MAT 141 - Calculus I - Fall 2009

Instructor: Kenneth J. Mead,  Professor of Mathematics and Computer Information Systems
Address: Office D395, Math Science Division, Genesee Community College, Batavia, NY 14020
Phone: 585-343-0055 extension 6381.
FAX: 585-343-0433
Email: kjmead@genesee.edu
Homepage:  http://faculty.genesee.edu/kjmead
Office hours:  see faculty.genesee.edu/kjmead.php
Required Text: Calculus Eighth Edition, by Larson, Hostetler and Edwards, Houghton-Mifflin.

Catalog Description:Studies functions of a single variable with regard to limits, continuity, differentiation, anti-differentiation, and applications of these topics. Concludes with a study of the definite integral and the fundamental theorem of calculus. Prerequisite: MAT140 or equivalent.

Course Description: see catalog description above. Upon completion of Calculus I, the student will be expected to be able to explain in writing (in approximately one-two sentences each) the concepts of limit, continuous function, difference quotient, derivative, anti-derivative, and integral. Additionally, a student who has successfully completed Calculus I is expected to be able to perform the following in an exam environment:

  1. Given a polynomial or rational function, find the limit of the function as x approaches some constant value (if it exists) or state why it does not exist.
  2. Given a polynomial, rational, or trigonometric function, show that it is continuous at a point or over a stated interval.
  3. Given a simple polynomial function, apply the definition of derivative to find the derivative of the function.
  4. Apply any of the appropriate rules (constant rule, power rule, sum and difference rule, product rule, quotient rule, chain rule) to find the derivative of a function involving factors or components that are polynomial, rational, or trigonometric.
  5. Given the curve of any of the above functions and a point on the curve, find the equation of the line tangent to the curve.
  6. Given a polynomial function, sketch the graph by using derivatives to locate intervals of increase / decrease and intervals of positive concavity / negative concavity.
  7. Given a function defined implicitly, find its derivative and/or apply this concept to related rate problems.
  8. Given a function of the types described in (4), find any optimal values of the function.
  9. Given any of the fundamental integrable functions, find the anti-derivative of the function using the appropriate rule.
  10. Apply a u-substitution to integrate functions of the form  f(g(x)) g'(x) .
  11. Given any function of the forms described in (9) or (10), find the area under the curve of the function using a definite integral.
Attendance: Attendance during classes, tests, and quizzes is required. If a student is absent more than the equivalent of 3 weeks during the semester, he or she may end up with a grade of "F." A grade of zero will be assigned on all missed quizzes or exams unless a valid written medical excuse, or other suitable documentation, is provided. If you cannot attend one of the tests, it is your responsibility to contact your instructor before the exam is scheduled to be taken. We will cover approximately one chapter section of material per day.
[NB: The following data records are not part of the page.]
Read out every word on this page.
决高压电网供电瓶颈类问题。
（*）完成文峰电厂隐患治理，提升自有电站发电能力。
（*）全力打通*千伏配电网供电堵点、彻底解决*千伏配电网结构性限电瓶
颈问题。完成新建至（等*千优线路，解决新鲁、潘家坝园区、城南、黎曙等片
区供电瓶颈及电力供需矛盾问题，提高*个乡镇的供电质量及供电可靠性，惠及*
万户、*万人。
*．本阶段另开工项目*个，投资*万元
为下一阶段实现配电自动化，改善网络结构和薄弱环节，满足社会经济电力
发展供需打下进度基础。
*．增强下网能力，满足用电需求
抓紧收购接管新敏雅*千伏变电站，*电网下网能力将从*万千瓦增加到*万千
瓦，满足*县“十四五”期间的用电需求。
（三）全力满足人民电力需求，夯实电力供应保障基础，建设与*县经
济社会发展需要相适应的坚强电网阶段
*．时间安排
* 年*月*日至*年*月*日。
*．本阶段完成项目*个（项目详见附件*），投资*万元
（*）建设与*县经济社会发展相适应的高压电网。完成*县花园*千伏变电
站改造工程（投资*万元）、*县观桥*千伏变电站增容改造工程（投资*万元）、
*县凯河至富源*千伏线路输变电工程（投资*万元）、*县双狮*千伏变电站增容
Grading: Final grades are assigned according to the following scheme:
≥ 90%: A,   80% - 89%: B,   70% - 79%: C,   60% - 69%: D,   < 60%: F

Grades will be weighted as follows:
20% - First Exam - Sep 21
20% - Second Exam - Oct 19
20% - Third Exam - Nov 11
20% - Fourth Exam - Dec 9
20% - Labs, Assignments, Homeworks and Participation

Cheating Policy: Don't cheat. A first offense will net you a zero grade on the assignment, and a second offense will get you a grade of F for the course.

General Schedule: Weeks 1&2: Intense review of functions and trigonometry; Weeks 2-5: Intense study of Limits; Weeks 6-12: Intense study of Derivatives and Applications including Related Rates and Optimization; Weeks 13-16: Intense study of Integration.

At the discretion of the instructor, a final exam may be administered to replace one hourly test grade. The instructor reserves the right to make any reasonable and necessary modifications to the statements above. This document is subject to change.